As we’ve noted a few times this season already, Manny Aybar started this one and, again, it didn’t go very well. This was his first start in 22 days, most likely due to a stint on the DL though I can’t seem to find anything to confirm. The first inning saw him allow an RBI double to Mark Kotsay, scoring Edgar Renteria. He was able to hold off the Marlins’ attack until the fourth, when the floodgates opened. Former Cardinal Todd Zeile singled in Mike Piazza (in his third of five games with the Marlins before moving on to his destiny with the Mets). After a walk to Derrick Lee, current Milwaukee Brewers manager Craig Counsell doubled in Cliff Floyd and Zeile.
Aybar was able to get his opposite number, Jesus Sanchez, to strike out and finally record an out in the fourth frame, but Todd Dunwoody singled in Lee and that was all for Mr. Aybar, who left the game sporting a season ERA of 9.12. It was pretty obvious what the problem with the 1998 Cardinals was if Manny Aybar made 14 starts for them. (Then again, he was 10-0 with a mid-2 ERA at Memphis, so I guess there’s a reason they kept giving him chances.)

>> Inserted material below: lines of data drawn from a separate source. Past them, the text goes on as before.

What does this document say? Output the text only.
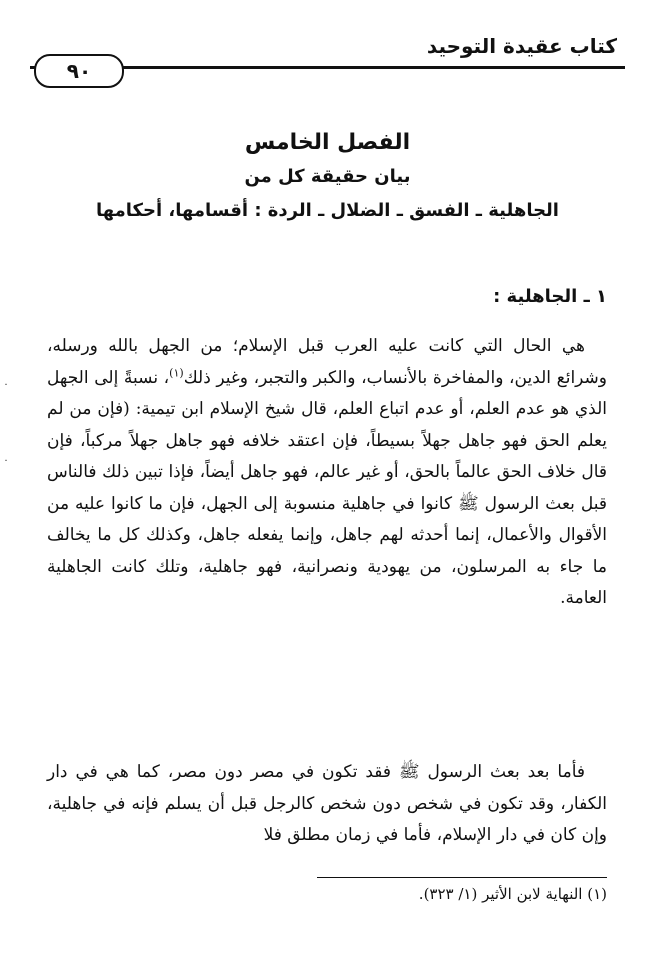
كتاب عقيدة التوحيد
٩٠
الفصل الخامس
بيان حقيقة كل من
الجاهلية ـ الفسق ـ الضلال ـ الردة : أقسامها، أحكامها
١ ـ الجاهلية :

هي الحال التي كانت عليه العرب قبل الإسلام؛ من الجهل بالله ورسله، وشرائع الدين، والمفاخرة بالأنساب، والكبر والتجبر، وغير ذلك$^{(١)}$، نسبةً إلى الجهل الذي هو عدم العلم، أو عدم اتباع العلم، قال شيخ الإسلام ابن تيمية: (فإن من لم يعلم الحق فهو جاهل جهلاً بسيطاً، فإن اعتقد خلافه فهو جاهل جهلاً مركباً، فإن قال خلاف الحق عالماً بالحق، أو غير عالم، فهو جاهل أيضاً، فإذا تبين ذلك فالناس قبل بعث الرسول ﷺ كانوا في جاهلية منسوبة إلى الجهل، فإن ما كانوا عليه من الأقوال والأعمال، إنما أحدثه لهم جاهل، وإنما يفعله جاهل، وكذلك كل ما يخالف ما جاء به المرسلون، من يهودية ونصرانية، فهو جاهلية، وتلك كانت الجاهلية العامة.

فأما بعد بعث الرسول ﷺ فقد تكون في مصر دون مصر، كما هي في دار الكفار، وقد تكون في شخص دون شخص كالرجل قبل أن يسلم فإنه في جاهلية، وإن كان في دار الإسلام، فأما في زمان مطلق فلا

(١) النهاية لابن الأثير (١/ ٣٢٣).
˙
˙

As seemed to be his custom of late, McGwire led off the fourth inning. With the Marlins already up 5-0, Sanchez wasn’t going to get cute with anyone, much less a slugging redhead. After all, he’d gotten McGwire to fly out in the first. Sanchez’s first two pitches were outside the zone. The third wasn’t.
Sanchez’s pitch was launched out toward Big Mac Land (huh, I guess I was wrong in an earlier post when I indicated it didn’t exist yet) but wound up more to the right of it. Still, it was a towering blast that put the Cardinals on the board.
Unfortunately, as we noted last time, distance doesn’t count for extra points. The Cards still trailed 5-1 and that became 7-1 in the seventh when Piazza had a two-run triple off of Rich Croushore. Ron Gant semi-answered in the bottom of the frame with an RBI groundout that scored Brian Jordan and Ray Lankford went yard in the ninth, but it never was a close ballgame.
McGwire hit all of his balls in the air but only one made an impact. This also put him ahead of Ken Griffey Jr. for good. McGwire would be tied a couple of times but never be passed again on the chase for immortality.